We’re also adaptable. That’s a quality that can have unexpected benefits, like the “U-curve of happiness” described in a paper published by the National Bureau for Economic Research. The authors found that older people report being happier than do people in middle age. We deal with declines, of course, but we may actually get better at some things, like discarding superficial values, solving emotional problems, and appreciating life’s pleasures.

That bonus in emotional resilience may come in handy, because we’re aging in an economically, politically, and socially volatile era. According to Applewhite, poverty rates for Americans older than 65 are increasing and 50% of the baby boom generation feel they have not saved enough to create sufficient income should they live into their 80s and 90s. And while employment discrimination against older people (40 and up) is well known but difficult to prove, half of the boomer generation doesn’t see how they will be able to retire at all, Applewhite reports.

In her new book, Downhill from Here: Retirement Insecurity in the Age of Inequality, Katherine S. Newman looks at the current economic landscape for older Americans and concludes, “Retirement insecurity is an increasingly serious manifestation of the vast inequality that is eating away at the social fabric of America.” What is now a bad situation for many boomers could be even worse for Gen Xers and millennials when their turns come.

So here we are, becoming more vulnerable over the years in a system that already treats people as expendable. Applewhite, for all her good-humored tone, calls out that system as global capitalism, as when she critiques the intergenerational competition narrative.

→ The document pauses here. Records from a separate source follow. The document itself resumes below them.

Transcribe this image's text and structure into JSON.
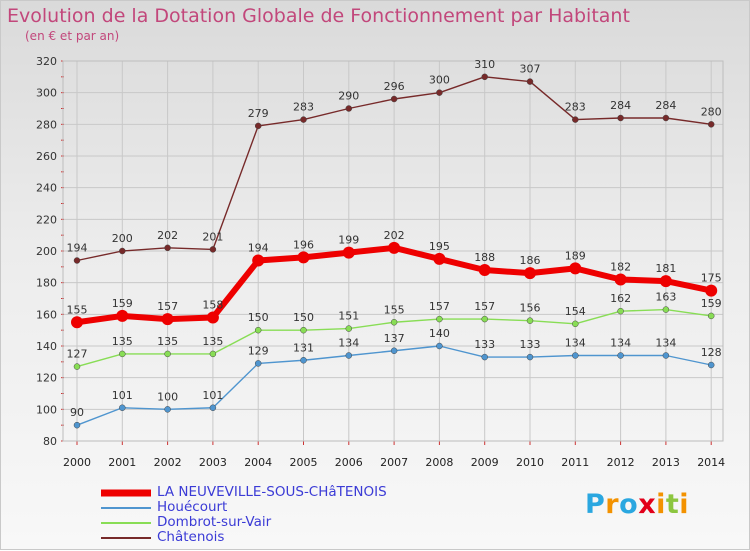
{
  "header": {
    "title": "Evolution de la Dotation Globale de Fonctionnement par Habitant",
    "subtitle": "(en € et par an)"
  },
  "chart_data": {
    "type": "line",
    "title": "Evolution de la Dotation Globale de Fonctionnement par Habitant",
    "subtitle": "(en € et par an)",
    "xlabel": "",
    "ylabel": "",
    "ylim": [
      80,
      320
    ],
    "yticks": [
      80,
      100,
      120,
      140,
      160,
      180,
      200,
      220,
      240,
      260,
      280,
      300,
      320
    ],
    "grid": true,
    "legend_position": "bottom-left",
    "x": [
      "2000",
      "2001",
      "2002",
      "2003",
      "2004",
      "2005",
      "2006",
      "2007",
      "2008",
      "2009",
      "2010",
      "2011",
      "2012",
      "2013",
      "2014"
    ],
    "series": [
      {
        "name": "LA NEUVEVILLE-SOUS-CHâTENOIS",
        "color": "#ee0000",
        "values": [
          155,
          159,
          157,
          158,
          194,
          196,
          199,
          202,
          195,
          188,
          186,
          189,
          182,
          181,
          175
        ]
      },
      {
        "name": "Houécourt",
        "color": "#4f95cf",
        "values": [
          90,
          101,
          100,
          101,
          129,
          131,
          134,
          137,
          140,
          133,
          133,
          134,
          134,
          134,
          128
        ]
      },
      {
        "name": "Dombrot-sur-Vair",
        "color": "#88dd55",
        "values": [
          127,
          135,
          135,
          135,
          150,
          150,
          151,
          155,
          157,
          157,
          156,
          154,
          162,
          163,
          159
        ]
      },
      {
        "name": "Châtenois",
        "color": "#772a2a",
        "values": [
          194,
          200,
          202,
          201,
          279,
          283,
          290,
          296,
          300,
          310,
          307,
          283,
          284,
          284,
          280
        ]
      }
    ]
  },
  "legend": {
    "label_color": "#3b3bd6",
    "items": [
      {
        "label": "LA NEUVEVILLE-SOUS-CHâTENOIS",
        "color": "#ee0000"
      },
      {
        "label": "Houécourt",
        "color": "#4f95cf"
      },
      {
        "label": "Dombrot-sur-Vair",
        "color": "#88dd55"
      },
      {
        "label": "Châtenois",
        "color": "#772a2a"
      }
    ]
  },
  "brand": {
    "name": "Proxiti",
    "letters": [
      "P",
      "r",
      "o",
      "x",
      "i",
      "t",
      "i"
    ],
    "letter_colors": [
      "#2aa7e0",
      "#f39200",
      "#2aa7e0",
      "#e2001a",
      "#f39200",
      "#8cc63f",
      "#f39200"
    ]
  }
}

The image evoked is of greedy oldsters sucking up jobs and houses and Social Security and Medicare, leaving nothing for the next generation.

It’s easy to be pulled into the generation blame game, abetted by underlying ageism, and to forget that economic systems are not inexorable phenomena like gravity or time; rather, they are the result of choices. In fact, rather than regard older people as leeches, we should remember that economic interdependence is intergenerational. Older people are an intrinsic part of society. Most of them have supported younger and older people in whatever ways were available. And whether working or retired, they buy products and services and pay taxes and contribute labor, support, and finances to their families and communities.

Applewhite caps her manifesto with recommendations that strike me as parts of what could be a Great New Deal for Age. It could start with more flexibility in employment so people could have longer careers, with more time out for training, exploration, and family. Resources would be put into accessible design for public spaces, as well as programs to support mobility for people across the spectrum of age and ability. That would facilitate their inclusion in community, and they would be in good shape to take part because of improvements in health policy, clinical practice, funding, and research. And if, toward the end of life, more intensive care were needed, workers and family members doing paid and unpaid care work would be fairly compensated or supported.

The truth is that improving systems to include older people would improve access and prosperity and quality of life for everyone.

All that calls for a new movement against age discrimination and organizing to get socially responsible representatives and policymakers into office. It also requires the sort of consciousness-raising and agitation that is now going on around the issues of race, justice, climate, and gender. Waking up to the real harms of ageism and refusing to feed the beast with our words and actions is the first step. The good news? The job is open to anyone and everyone, regardless of age.